Le président sortant Alassane Ouattara, bien qu'entretenant le flou, a été investi par le RHDP pour un quatrième mandat. En face, l’opposition reste fragmentée, mais déterminée, avec des candidatures déjà annoncées comme celles de Simone Gbagbo, Jean-Louis Billon, Vincent Toh Bi Irié ou Assalé Tiémoko.
Mais l’éviction de plusieurs figures majeures du paysage politique ivoirien – Laurent Gbagbo, Tidjane Thiam, Charles Blé Goudé et Guillaume Soro – tous radiés de la liste électorale, suscite de vives critiques. L’opposition parle de verrouillage du jeu politique.
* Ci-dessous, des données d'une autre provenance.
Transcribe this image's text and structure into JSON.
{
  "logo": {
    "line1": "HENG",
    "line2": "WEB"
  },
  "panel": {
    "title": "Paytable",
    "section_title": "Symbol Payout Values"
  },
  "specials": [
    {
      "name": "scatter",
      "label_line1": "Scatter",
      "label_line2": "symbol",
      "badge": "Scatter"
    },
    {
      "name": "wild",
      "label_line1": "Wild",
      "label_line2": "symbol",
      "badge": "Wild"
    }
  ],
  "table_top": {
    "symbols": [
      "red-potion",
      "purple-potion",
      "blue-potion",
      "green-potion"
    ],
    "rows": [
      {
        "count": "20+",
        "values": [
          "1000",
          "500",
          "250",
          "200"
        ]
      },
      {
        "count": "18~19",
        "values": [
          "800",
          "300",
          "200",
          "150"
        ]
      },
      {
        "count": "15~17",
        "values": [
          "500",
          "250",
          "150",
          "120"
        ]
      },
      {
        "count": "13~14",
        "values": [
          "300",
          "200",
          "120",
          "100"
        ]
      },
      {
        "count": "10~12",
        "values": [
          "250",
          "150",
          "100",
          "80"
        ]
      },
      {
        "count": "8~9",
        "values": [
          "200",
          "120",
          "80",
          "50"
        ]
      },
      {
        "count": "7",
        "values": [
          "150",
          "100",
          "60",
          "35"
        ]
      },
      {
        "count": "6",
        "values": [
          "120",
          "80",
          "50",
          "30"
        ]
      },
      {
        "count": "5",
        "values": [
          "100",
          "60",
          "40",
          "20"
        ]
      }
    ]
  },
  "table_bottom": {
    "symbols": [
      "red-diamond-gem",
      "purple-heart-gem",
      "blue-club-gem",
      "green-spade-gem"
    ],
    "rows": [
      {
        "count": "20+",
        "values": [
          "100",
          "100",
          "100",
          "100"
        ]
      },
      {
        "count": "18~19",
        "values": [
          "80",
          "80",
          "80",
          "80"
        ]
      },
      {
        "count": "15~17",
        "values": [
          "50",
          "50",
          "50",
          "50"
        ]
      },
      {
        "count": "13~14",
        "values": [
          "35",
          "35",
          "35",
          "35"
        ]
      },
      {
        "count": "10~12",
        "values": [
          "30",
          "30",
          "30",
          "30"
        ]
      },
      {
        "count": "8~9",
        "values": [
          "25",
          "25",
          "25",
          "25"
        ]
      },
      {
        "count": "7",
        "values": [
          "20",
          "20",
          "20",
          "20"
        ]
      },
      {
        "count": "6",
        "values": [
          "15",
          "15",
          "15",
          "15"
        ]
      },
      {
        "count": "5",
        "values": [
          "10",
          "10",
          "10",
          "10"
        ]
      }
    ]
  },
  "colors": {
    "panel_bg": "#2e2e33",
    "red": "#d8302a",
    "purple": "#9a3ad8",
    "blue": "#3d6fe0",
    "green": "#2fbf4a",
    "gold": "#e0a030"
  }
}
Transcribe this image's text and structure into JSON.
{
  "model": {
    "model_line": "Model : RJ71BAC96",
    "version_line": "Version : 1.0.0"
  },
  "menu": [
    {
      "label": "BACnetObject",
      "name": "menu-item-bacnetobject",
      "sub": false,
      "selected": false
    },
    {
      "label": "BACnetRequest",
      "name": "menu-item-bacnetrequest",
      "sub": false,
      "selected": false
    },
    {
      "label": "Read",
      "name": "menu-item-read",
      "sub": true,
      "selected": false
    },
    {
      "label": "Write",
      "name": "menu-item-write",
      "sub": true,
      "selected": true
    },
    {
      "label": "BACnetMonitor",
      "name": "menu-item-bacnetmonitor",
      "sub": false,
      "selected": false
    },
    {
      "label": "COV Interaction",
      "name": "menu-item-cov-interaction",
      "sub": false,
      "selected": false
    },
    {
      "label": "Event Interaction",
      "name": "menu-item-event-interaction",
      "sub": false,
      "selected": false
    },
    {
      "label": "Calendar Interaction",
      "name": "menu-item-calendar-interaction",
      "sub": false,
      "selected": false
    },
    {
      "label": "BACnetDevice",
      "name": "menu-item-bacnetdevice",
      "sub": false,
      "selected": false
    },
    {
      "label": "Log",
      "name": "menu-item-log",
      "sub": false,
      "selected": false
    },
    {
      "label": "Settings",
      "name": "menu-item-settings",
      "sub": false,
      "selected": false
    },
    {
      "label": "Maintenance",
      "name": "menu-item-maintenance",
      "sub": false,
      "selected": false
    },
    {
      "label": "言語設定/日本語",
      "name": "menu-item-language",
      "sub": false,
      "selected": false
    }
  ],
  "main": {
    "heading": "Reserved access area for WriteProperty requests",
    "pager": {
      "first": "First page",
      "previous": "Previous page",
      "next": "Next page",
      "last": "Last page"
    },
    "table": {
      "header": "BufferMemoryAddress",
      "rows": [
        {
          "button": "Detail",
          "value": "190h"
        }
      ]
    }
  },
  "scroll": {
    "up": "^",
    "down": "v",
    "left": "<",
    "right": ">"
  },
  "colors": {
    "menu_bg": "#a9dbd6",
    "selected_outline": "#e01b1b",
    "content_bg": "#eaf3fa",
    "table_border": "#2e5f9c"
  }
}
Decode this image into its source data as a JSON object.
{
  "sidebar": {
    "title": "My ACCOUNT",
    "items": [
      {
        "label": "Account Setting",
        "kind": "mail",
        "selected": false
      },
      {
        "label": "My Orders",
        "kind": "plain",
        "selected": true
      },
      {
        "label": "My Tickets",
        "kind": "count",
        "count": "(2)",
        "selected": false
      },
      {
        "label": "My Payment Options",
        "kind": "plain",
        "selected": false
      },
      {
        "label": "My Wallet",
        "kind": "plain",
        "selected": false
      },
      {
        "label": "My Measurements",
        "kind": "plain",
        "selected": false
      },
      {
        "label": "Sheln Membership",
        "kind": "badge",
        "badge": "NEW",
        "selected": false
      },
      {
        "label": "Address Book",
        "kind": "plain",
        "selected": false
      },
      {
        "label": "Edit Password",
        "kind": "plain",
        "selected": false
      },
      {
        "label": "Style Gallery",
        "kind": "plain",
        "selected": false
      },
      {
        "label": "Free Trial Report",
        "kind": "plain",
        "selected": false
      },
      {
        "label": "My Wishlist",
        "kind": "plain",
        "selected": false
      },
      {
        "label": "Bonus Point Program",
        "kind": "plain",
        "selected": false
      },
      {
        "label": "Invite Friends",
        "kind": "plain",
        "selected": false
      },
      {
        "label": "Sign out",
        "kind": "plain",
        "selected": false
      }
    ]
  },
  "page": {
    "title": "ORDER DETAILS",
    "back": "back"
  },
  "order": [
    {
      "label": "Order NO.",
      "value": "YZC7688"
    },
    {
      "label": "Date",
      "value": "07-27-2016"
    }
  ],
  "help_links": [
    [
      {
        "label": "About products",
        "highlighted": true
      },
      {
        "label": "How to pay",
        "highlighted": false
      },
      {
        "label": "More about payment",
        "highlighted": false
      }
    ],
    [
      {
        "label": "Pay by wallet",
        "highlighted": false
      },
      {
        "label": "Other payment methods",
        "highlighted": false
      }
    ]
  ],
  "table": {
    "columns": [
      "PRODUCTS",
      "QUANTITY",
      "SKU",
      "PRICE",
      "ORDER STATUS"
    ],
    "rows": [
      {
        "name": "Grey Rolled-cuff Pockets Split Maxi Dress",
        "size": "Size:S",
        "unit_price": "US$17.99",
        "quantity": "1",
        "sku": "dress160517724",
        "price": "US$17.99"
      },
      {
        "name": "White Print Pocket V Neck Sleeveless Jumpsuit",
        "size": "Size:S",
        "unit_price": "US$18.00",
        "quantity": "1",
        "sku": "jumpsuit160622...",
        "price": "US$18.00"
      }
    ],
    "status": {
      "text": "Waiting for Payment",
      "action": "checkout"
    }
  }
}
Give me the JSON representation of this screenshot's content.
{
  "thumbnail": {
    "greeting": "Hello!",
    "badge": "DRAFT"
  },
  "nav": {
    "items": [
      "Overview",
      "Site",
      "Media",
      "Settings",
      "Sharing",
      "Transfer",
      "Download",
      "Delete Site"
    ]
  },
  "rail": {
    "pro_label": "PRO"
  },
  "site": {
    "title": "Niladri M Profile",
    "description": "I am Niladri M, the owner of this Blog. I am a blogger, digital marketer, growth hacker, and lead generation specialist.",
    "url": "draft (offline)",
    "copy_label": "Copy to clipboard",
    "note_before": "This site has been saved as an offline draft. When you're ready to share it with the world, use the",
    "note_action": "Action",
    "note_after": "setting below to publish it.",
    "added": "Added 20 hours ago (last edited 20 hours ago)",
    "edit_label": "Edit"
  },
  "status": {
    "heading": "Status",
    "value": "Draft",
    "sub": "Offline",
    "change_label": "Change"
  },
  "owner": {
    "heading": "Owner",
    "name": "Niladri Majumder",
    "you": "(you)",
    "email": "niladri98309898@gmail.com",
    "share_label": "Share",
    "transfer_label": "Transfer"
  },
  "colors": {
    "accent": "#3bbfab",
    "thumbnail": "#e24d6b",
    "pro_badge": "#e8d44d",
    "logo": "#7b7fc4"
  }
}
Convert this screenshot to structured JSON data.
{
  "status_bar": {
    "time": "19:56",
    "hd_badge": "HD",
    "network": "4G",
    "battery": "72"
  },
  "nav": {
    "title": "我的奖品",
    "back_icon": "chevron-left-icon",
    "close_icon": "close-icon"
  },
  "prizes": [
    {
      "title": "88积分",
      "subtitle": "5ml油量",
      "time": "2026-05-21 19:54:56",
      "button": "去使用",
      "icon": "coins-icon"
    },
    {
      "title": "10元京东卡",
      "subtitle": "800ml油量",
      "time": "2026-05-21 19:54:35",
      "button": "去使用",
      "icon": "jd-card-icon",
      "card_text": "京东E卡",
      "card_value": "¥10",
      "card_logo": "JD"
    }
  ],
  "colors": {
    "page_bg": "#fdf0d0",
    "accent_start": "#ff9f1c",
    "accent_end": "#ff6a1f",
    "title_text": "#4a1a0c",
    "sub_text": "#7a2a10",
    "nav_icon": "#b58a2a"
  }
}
Les tensions montent. Cinq responsables de la jeunesse du PDCI-RDA ont été arrêtés ces dernières semaines. Deux autres militants affirment avoir échappé à une tentative d’enlèvement. Quant au porte-parole du parti, Soumaïla Bredoumy, il a récemment quitté le pays pour échapper à une arrestation.
Face à cette situation, Michael Gahler appelle l’UE à ne pas détourner le regard. « Il faut exiger le respect strict des libertés fondamentales et des droits humains », a-t-il rappelé, invoquant les engagements internationaux ratifiés par la Côte d’Ivoire.
« Je crois que nous devons condamner les arrestations, les menaces et les intimidations à caractère politique à l'approche des élections présidentielles d'octobre 2025. Il faut lancer un appel au gouvernement ivoirien pour l'inviter à veiller à ce que toutes les procédures judiciaires respectent les normes nationales et internationales en matière de droit de l'homme », a-t-il poursuivi.
Une RLE avant octobre 2025 ou sanctions ?
Le député européen réclame également une révision de la liste électorale avant le scrutin d’octobre, comme le demandent les partis d’opposition, estimant que le processus doit être « conforme au Code électoral et à la législation nationale de la Côte d'Ivoire ». Pourtant, selon Ibrahim Kuibiert Coulibaly, président de la Commission électorale indépendante (CEI), une telle révision prendrait « en moyenne 6 à 7 mois » et risquerait de compromettre la tenue du scrutin. Pour Michael Gahler, ce n’est pas une excuse.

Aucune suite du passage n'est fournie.